No entanto, Coutinho (1999) sinaliza que outro efeito dos processos de revolução  
passiva é o predomínio das formas ditatoriais em detrimento das formas hegemônicas. Faz-se  
mister destacar que na realidade brasileira “sempre venceu ou predominou o Estado forte, o  
regime de exceção, a ditadura civil ou militar, com poucos entreatos de democracia limitada,  
de cidadania tolerada” (Ianni, 2004, p. 242). No que se refere à ditadura militar iniciada em  
1964, Florestan (1976) destaca que representa o elo da consolidação do capitalismo  
monopolista no país e o apelo da burguesia ao aparato autocrático do Estado para conter a  
pressão das massas nos anos 1960 e a possibilidade de uma ampliação da participação política.  
Nesse quadro, o bloco hegemônico operou, a partir do golpe militar, uma contrarrevolução  
preventiva que foi decisiva para o fortalecimento da dominação burguesa.  
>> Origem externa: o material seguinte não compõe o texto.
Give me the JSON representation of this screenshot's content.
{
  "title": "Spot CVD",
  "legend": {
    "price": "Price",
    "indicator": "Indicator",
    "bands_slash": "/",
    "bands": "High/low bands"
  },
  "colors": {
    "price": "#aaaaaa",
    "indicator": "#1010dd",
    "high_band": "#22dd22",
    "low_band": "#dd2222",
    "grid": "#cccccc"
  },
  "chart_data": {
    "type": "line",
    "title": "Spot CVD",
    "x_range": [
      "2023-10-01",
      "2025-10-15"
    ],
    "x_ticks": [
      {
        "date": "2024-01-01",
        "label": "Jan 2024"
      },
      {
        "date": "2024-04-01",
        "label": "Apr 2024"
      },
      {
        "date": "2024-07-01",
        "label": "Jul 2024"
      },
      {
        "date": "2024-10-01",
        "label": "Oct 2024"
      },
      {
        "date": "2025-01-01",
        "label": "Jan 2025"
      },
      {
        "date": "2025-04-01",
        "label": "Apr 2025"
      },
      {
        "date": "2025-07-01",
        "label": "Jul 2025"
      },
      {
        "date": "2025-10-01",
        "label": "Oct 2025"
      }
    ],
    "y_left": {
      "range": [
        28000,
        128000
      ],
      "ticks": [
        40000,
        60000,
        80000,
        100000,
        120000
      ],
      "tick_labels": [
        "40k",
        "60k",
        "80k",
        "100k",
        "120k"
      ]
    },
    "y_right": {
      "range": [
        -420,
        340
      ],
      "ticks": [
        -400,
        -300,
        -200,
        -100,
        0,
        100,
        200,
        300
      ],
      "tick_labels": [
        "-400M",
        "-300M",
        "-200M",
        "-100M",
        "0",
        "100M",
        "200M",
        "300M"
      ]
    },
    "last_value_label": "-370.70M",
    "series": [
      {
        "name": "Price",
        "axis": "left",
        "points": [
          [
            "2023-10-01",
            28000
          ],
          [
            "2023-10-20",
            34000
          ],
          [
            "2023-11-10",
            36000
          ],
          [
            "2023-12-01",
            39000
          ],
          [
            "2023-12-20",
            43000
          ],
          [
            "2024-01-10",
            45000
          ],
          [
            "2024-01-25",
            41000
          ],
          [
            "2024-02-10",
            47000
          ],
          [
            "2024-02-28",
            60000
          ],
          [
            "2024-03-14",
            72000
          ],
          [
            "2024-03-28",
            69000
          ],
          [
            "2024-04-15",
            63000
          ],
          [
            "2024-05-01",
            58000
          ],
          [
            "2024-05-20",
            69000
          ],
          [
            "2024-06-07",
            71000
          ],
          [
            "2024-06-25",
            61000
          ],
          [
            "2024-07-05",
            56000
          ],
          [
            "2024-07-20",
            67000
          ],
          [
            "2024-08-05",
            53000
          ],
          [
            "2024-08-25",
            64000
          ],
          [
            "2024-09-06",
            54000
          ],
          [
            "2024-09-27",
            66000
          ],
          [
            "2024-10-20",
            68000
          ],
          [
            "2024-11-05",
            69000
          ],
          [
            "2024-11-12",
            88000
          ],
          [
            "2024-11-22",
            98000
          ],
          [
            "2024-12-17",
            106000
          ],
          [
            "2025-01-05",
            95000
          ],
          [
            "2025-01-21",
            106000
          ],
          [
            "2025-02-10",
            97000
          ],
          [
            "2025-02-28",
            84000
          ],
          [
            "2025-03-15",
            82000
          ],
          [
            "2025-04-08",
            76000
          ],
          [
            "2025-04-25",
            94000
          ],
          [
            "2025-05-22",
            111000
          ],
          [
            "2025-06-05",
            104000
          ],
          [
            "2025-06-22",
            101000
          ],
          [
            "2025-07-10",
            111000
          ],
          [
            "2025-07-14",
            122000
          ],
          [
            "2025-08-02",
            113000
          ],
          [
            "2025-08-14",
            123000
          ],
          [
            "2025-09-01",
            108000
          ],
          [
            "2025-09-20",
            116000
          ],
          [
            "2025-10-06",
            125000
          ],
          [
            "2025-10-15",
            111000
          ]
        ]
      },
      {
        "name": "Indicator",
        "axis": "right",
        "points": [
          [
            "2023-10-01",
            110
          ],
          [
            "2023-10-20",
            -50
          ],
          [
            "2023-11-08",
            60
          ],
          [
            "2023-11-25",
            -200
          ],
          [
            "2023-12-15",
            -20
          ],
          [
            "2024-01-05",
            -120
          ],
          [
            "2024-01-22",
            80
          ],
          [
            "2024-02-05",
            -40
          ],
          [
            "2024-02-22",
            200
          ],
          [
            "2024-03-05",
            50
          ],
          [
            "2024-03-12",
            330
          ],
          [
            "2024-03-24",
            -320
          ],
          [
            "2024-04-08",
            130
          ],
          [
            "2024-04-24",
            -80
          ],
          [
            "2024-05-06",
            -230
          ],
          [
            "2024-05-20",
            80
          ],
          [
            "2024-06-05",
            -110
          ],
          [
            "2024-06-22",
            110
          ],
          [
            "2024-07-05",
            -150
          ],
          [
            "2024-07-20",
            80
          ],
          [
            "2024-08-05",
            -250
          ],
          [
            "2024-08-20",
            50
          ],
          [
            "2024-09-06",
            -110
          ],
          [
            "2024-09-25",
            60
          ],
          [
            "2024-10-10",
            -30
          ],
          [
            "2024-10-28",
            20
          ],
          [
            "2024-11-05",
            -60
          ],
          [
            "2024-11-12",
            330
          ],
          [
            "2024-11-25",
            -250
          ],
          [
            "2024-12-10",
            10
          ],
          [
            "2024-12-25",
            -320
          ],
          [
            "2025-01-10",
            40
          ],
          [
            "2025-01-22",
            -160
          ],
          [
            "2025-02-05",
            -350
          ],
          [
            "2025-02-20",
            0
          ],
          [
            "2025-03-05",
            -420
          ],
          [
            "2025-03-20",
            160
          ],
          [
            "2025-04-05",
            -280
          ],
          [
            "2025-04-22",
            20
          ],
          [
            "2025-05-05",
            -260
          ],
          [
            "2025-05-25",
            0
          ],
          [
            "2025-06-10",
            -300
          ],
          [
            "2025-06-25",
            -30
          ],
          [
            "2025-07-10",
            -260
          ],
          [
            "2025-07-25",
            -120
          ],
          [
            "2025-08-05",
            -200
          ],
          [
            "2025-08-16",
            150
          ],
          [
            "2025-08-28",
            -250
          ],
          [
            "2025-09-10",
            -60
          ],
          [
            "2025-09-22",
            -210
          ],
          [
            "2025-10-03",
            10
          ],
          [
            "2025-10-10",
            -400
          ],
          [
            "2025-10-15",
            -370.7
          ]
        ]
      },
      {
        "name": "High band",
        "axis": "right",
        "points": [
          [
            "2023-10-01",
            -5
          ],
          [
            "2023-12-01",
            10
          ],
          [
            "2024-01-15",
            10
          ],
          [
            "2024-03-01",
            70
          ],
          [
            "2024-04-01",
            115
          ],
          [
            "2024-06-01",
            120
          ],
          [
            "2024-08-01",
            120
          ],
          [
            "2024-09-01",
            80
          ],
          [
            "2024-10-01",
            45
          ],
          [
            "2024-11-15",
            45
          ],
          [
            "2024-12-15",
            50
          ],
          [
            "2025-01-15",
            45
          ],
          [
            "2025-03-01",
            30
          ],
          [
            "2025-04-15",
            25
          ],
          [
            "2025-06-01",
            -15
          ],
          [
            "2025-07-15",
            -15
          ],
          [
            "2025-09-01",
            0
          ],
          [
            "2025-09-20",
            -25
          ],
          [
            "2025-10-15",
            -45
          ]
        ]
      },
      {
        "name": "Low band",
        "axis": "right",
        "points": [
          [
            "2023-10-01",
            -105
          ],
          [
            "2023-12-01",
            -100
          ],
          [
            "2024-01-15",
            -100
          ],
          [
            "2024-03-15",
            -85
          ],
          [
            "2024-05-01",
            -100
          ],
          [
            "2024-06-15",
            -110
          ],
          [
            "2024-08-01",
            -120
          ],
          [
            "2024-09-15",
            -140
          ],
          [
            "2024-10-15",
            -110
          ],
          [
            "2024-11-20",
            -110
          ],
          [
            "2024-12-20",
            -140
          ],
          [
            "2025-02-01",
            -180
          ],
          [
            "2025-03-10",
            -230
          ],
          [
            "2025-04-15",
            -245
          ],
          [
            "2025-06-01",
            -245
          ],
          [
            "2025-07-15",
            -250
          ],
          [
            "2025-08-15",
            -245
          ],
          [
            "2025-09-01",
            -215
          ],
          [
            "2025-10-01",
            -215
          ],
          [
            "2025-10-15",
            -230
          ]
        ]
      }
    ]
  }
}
Evidencia-se, então, que o Estado teve papel central na criação de condições para o  
desenvolvimento capitalista no Brasil. Para Santos (2012), o desempenho das suas funções  
econômicas e extraeconômicas estão associadas, quase sempre, à fragilidade da dominação  
burguesa no plano econômico e à sua precoce dominância política. Deve-se considerar ainda  
um aspecto destacado pela autora referente ao protagonismo do Estado no âmbito das relações  
entre capital e trabalho na realidade brasileira. Desde as primeiras iniciativas de regulações do  
trabalho, o Estado brasileiro efetiva uma política de restrição de direitos trabalhistas que  
subjuga a classe trabalhadora à níveis de informalidade e superexploração, o que não foi  
alterado nem mesmo em contextos de forte crescimento econômico, como ocorre no período de  
industrialização dos anos 1950 e durante a ditadura militar.  
256  
Em sua análise, a autora argumenta que a formação do mercado de trabalho nacional é  
caracterizada pela condição de desemprego estrutural, restrita regulação do trabalho, alta  
rotatividade nos empregos, informalidade e baixos salários, “consolidando, assim, uma relação  
entre capital e trabalho pautada na superexploração” (Santos, 2012, p. 436). O Estado, com seu  
caráter autoritário, cumpre o papel de garantir as condições necessárias para reprodução da  
superexploração do trabalho no país, utilizando seu aparato repressivo para reprimir a  
organização e as lutas dos trabalhadores contra os níveis de exploração desumanos e as  
remunerações abaixo do valor da força de trabalho que caracterizam o mercado de trabalho  
brasileiro.  
Libertas, Juiz de Fora, v. 25, n. 1, p. 247-271, jan./jun. 2025. ISSN 1980-8518  
Proteção social na realidade brasileira: a assistência social em questão  
Diante desse quadro, em conformidade com o que interpreta a autora, observa-se que os  
processos de flexibilidade e precarização do trabalho no Brasil não podem ser imputados à crise  
mundial capitalista de 1970 embora se tornem mais evidentes no contexto de acumulação  
flexível pois trata-se de traços estruturantes da formação do mercado de trabalho brasileiro,  
ou, melhor dizendo, “constituem o essencial das modalidades de exploração implementadas  
pelo capital” (Santos, 2012, p. 242). Assim, institui-se o que a autora define como “fordismo à  
brasileira”, o significa que, ao contrário da estabilidade promovida nos países centrais durante  
o período fordista clássico, no Brasil sempre vigorou o padrão de flexibilidade/precariedade nas  
relações de trabalho. Por isso, é importante reforçar que, embora a precarização das relações de  
trabalho tenha se estendido à realidade global como efeito da crise estrutural do capital da  
década de 1970, nos países periféricos ela se constitui como condição estrutural para o  
desenvolvimento capitalista.  
É evidente, portanto, que a superexploração do trabalho é traço constitutivo do  
capitalismo brasileiro, que termina por radicalizar a questão social nessa realidade,  
intensificando os processos de pauperização à classe trabalhadora, especialmente à população  
negra, pois como afirma Souza (2023, p. 18), “o racismo [...] é um elemento determinante e  
determinado da superexploração da força de trabalho, sob a dependência e o imperialismo”.  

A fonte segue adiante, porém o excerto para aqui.